“In the year 2000, income taxes paid by companies amounted to some $8B and by fiscal year 2010 this amount had grown to $21.4 billion, a 159 % increase,” says Chairman of the Private Sector Commission, Ramesh Dookhoo.
Policy changes and the prominence given to the private sector over the last 20 years have allowed this growth. He stated that, “The policy changes in Guyana over the years have been focused and targeted to facilitate this current and unprecedented level of confidence that the private sector has in exploiting business opportunities in Guyana.”
Dookhoo made those remarks yesterday at the 19th General Annual Meeting of the Commission.
He emphasised that like the theme, “The Re-emergence of a Strong Private Sector in Guyana,” the sector has re-emerged and is vibrant, and added that, “The private sector has re-emerged from its relative lack of importance in the economy of the past and is now definitively established as the true engine of growth in Guyana. With increasing levels of local and foreign investment it is also growing exponentially and has increasingly assumed a dominant position in the economy.”
Regulatory and Incentive Framework
“We made progress over the last years and more recently in advancing the regulatory and incentive framework for business to grow in Guyana. This framework was and remains the premise for business to flourish,” Dookhoo stated. Some of these regulations and incentive frameworks include Fiscal Amendments Act and VAT.”
He noted that the Fiscal Amendments Act was passed owing to the business community’s concerns that the playing field was not level for incentives and there was no legal framework clearly outlining what level and type of incentives were allotted to different industries and sectors.
In addition in 2004, the Investment Act was passed and it provides legal protection for investment, both local and foreign, to guarantee the right including to divest land, and proper repatriations of dividends.
He emphasised that, “The introduction of VAT brought greater simplicity in sales tax.

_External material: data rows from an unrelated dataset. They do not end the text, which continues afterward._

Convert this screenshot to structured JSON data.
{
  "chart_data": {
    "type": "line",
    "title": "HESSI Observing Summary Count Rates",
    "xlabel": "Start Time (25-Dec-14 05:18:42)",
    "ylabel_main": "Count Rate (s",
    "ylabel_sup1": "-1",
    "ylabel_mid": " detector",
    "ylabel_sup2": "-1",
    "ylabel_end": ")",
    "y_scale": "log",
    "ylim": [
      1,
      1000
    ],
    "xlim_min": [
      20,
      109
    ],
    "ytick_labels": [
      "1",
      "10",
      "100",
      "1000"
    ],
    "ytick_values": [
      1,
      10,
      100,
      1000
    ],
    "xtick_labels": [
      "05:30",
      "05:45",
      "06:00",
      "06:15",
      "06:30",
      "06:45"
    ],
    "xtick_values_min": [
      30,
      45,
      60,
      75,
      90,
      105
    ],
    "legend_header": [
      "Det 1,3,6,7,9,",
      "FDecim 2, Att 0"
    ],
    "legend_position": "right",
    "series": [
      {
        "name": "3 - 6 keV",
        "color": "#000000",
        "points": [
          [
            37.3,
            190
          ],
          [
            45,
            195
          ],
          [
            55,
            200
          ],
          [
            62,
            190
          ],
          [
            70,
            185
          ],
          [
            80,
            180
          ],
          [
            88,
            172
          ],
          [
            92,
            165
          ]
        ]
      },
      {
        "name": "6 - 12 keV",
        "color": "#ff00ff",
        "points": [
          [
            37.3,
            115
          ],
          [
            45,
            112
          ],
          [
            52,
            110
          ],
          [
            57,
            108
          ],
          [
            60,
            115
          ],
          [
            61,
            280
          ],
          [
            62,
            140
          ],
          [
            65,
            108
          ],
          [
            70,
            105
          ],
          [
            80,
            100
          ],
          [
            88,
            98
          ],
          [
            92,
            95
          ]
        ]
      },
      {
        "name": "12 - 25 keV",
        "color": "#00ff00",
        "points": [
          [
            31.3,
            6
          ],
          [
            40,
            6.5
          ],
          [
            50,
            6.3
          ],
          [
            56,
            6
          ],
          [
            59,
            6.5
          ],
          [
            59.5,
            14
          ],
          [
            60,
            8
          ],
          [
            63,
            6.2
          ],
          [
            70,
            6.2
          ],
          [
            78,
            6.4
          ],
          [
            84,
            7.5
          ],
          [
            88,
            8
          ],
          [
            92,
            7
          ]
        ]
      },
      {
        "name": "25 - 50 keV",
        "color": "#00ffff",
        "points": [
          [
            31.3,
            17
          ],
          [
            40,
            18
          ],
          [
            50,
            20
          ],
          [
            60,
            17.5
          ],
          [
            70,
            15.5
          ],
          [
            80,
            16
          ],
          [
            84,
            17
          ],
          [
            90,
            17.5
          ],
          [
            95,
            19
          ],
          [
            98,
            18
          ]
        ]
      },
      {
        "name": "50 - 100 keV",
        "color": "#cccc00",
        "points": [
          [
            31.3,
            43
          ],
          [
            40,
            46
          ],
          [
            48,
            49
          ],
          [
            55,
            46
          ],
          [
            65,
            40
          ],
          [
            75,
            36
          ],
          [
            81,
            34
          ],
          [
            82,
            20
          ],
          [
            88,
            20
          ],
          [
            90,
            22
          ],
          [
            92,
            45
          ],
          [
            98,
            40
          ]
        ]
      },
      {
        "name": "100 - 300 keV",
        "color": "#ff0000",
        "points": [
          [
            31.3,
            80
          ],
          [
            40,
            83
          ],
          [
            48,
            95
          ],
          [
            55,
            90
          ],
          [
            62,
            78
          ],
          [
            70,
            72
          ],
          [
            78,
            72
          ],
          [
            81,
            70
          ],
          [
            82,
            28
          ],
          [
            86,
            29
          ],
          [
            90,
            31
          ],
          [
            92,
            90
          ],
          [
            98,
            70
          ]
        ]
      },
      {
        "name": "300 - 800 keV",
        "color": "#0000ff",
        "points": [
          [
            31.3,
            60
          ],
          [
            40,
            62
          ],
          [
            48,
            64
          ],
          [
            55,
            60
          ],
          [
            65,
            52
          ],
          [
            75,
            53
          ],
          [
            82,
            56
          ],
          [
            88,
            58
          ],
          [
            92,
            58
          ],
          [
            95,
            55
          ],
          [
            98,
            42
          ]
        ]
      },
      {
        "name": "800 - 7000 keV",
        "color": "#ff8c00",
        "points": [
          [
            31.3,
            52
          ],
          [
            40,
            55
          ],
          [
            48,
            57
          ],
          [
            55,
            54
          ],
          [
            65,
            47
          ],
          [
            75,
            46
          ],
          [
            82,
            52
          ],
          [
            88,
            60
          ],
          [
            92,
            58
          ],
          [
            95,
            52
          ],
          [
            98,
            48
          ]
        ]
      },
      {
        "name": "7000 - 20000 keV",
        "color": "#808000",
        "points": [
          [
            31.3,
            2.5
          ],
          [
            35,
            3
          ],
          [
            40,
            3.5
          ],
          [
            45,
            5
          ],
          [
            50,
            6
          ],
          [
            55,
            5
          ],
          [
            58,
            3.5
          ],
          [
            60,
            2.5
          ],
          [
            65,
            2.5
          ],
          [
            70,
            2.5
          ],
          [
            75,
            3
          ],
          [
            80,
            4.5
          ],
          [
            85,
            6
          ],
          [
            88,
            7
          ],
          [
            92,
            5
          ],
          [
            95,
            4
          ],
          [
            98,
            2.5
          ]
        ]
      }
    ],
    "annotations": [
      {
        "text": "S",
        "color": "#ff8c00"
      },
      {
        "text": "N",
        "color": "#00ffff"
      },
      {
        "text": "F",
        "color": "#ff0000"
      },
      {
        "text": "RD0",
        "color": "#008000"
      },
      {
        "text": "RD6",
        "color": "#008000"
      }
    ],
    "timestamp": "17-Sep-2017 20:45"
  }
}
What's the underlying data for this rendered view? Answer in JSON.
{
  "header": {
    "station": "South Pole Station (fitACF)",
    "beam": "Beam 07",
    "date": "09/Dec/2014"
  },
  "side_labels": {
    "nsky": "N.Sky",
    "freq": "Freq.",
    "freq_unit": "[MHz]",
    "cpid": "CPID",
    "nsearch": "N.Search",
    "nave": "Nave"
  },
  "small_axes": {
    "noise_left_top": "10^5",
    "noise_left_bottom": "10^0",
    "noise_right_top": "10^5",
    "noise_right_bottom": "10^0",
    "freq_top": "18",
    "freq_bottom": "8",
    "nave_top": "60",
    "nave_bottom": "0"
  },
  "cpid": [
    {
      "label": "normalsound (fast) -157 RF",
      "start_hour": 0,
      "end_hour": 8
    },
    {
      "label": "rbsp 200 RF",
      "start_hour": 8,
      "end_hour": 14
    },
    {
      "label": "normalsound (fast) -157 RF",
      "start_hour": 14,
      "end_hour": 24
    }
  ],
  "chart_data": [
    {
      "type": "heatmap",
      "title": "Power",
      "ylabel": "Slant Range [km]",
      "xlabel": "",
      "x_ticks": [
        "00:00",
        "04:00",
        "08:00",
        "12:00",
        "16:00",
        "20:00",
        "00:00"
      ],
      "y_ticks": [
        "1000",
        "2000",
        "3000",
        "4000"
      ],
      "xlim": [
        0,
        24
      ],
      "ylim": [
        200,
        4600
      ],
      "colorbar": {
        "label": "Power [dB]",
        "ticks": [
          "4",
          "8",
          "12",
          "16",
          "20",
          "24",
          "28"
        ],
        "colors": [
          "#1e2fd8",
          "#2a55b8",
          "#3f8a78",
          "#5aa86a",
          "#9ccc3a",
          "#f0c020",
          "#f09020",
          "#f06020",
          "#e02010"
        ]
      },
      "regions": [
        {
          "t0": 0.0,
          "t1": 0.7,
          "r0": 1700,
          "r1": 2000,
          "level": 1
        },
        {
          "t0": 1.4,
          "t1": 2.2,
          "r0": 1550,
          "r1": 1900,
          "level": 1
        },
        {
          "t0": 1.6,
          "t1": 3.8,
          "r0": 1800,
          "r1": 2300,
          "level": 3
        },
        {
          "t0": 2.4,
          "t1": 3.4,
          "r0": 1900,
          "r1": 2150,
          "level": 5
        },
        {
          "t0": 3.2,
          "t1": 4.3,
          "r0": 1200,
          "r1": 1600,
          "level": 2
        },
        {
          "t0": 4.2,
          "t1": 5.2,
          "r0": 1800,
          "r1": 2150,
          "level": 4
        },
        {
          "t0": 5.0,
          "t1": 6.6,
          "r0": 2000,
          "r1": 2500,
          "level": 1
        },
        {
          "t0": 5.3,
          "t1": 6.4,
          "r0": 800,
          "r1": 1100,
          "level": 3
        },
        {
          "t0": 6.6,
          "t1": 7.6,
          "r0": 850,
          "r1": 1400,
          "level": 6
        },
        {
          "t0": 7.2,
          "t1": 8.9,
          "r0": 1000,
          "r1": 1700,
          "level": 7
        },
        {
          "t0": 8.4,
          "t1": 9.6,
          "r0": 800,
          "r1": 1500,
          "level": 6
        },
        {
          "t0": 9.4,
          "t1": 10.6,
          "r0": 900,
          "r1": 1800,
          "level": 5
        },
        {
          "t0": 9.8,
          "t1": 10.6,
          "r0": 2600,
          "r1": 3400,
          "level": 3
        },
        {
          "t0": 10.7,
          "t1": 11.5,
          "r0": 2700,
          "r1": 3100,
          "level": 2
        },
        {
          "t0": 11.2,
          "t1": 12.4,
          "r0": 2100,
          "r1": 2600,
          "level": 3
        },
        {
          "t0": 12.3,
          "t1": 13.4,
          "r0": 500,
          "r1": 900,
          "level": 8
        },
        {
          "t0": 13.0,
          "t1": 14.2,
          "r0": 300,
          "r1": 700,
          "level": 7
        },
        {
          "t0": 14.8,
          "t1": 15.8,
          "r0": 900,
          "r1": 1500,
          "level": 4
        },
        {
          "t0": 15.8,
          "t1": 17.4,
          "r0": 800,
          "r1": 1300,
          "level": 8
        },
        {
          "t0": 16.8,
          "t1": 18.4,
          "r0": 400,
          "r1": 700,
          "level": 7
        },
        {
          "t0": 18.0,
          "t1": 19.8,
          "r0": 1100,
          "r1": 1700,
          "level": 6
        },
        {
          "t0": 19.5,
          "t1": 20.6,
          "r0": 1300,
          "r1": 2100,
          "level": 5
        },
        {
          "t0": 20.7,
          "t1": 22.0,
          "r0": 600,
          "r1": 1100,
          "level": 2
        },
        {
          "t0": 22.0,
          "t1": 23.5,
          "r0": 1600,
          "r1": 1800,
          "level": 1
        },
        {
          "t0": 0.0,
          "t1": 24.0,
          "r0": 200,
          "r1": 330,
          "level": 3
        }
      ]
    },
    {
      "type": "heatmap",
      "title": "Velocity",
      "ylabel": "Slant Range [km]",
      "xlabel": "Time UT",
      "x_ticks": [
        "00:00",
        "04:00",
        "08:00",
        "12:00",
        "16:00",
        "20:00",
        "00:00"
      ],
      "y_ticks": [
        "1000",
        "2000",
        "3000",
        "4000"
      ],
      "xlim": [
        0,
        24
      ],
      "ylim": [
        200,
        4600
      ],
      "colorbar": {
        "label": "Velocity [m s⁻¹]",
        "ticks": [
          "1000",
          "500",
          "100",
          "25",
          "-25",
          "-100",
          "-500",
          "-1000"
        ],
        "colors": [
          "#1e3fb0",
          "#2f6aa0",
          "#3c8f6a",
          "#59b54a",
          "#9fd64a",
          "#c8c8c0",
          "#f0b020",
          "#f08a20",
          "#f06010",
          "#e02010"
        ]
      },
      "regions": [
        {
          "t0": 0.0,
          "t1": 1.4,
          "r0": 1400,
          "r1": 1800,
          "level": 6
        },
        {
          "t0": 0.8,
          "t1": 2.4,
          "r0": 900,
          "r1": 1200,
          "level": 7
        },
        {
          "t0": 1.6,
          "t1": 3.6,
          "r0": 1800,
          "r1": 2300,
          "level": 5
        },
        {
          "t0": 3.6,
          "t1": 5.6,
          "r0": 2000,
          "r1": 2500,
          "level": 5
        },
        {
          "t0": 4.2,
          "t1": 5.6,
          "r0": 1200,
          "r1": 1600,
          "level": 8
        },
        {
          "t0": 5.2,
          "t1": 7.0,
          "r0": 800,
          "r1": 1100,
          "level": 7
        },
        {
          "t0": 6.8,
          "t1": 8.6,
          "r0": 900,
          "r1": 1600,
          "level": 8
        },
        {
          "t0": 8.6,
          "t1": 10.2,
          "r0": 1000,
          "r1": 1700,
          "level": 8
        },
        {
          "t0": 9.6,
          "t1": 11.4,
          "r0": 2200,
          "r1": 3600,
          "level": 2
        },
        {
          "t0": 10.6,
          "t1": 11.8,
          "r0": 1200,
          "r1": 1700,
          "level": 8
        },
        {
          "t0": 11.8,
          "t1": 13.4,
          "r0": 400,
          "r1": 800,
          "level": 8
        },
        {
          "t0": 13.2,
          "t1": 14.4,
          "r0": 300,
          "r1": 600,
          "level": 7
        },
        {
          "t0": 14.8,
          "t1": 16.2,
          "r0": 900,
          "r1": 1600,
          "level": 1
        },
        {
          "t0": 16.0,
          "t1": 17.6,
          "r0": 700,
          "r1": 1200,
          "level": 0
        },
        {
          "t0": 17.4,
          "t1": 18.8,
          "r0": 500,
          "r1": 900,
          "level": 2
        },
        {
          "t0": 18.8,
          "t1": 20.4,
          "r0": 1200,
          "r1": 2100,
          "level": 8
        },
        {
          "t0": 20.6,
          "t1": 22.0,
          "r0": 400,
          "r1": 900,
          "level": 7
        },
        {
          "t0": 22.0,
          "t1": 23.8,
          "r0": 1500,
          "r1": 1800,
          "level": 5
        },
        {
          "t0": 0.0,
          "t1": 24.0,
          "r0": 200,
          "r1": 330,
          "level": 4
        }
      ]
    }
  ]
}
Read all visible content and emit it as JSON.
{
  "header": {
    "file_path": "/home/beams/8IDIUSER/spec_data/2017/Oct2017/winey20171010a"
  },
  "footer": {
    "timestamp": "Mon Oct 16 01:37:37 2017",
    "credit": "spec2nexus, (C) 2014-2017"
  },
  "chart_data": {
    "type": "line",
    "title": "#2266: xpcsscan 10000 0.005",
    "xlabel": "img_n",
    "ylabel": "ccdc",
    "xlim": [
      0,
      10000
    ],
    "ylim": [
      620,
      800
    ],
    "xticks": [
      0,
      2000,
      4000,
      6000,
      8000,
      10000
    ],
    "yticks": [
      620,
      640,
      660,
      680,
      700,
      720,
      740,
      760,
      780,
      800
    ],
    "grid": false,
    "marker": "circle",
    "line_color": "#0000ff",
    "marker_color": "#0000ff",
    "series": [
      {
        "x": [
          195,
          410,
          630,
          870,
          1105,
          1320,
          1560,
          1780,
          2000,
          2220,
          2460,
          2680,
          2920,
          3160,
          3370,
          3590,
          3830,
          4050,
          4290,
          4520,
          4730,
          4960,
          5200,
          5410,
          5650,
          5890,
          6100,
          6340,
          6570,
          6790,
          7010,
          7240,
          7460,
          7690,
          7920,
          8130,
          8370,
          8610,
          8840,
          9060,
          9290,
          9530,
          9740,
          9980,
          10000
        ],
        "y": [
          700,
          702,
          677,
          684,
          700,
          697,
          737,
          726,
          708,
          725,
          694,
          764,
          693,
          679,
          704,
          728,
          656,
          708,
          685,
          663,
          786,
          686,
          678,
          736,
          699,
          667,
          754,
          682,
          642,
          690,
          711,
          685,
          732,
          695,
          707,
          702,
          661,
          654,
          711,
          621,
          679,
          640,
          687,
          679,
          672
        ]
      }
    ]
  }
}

Recently, in Budget 2011, after tireless ground work and persistent advocacy by the Private Sector Commission, corporate taxes were reduced: from 35 to 30% for non-commercial companies, and for commercial companies from 45% to 40%.”
It was noted that the business community presently enjoys macro-economic stability.
The Chairman pointed out that,”Guyana has continued to receive commendation from the International Monetary Fund for prudent macro-economic policies. Over 1999 to 2010 inflation has averaged 6% and the exchange rate has remained broadly stable.”
“The issues of macroeconomic stability and political stability are in some senses inextricably linked since the macro-economic framework is managed by the government of the day and political stability is in large part a consequence in how we as a democratic society choose our government,” Dookhoo noted.
He asserted that the commission engaged the three declared presidential candidates for the national elections, where they outlined their policy positions which are expected to be reflected in their campaign manifestos.
It was noted that the first change required to accelerate private business is the political culture of Guyana.
“As you all know, perceived political and ethnic schisms in this country have been the concerns of foreign investors for some time. To put it in technical language, this political environment gives Guyana “a high country risk rating,” he stated.
National Competitiveness Strategy
In 2006, the role of the commission was expanded when it entered into a partnership with government to implement the National Competitiveness Strategy. This partnership has led to the formation of several Public-Private dialogue bodies, which allow the PSC to participate as equal partners of government in prescribing measures to improve the competitiveness of the economy.
“The measures are all geared at facilitating and enhancing the role of the private sector in the economy of the country. While the private sector has grown rapidly and now dominates the economy there is much room for its further growth and the National Competitiveness Strategy provides the medium through which the sector can further catalyze the growth of the economy,” Dookhoo stated.
He pointed to the fact that, “We need to remind ourselves that the range of investors with growing faith and presence in Guyana, include conglomerates from China, Russia, Canada, Jamaica-Digicel, The United States of America, Mexico and others.”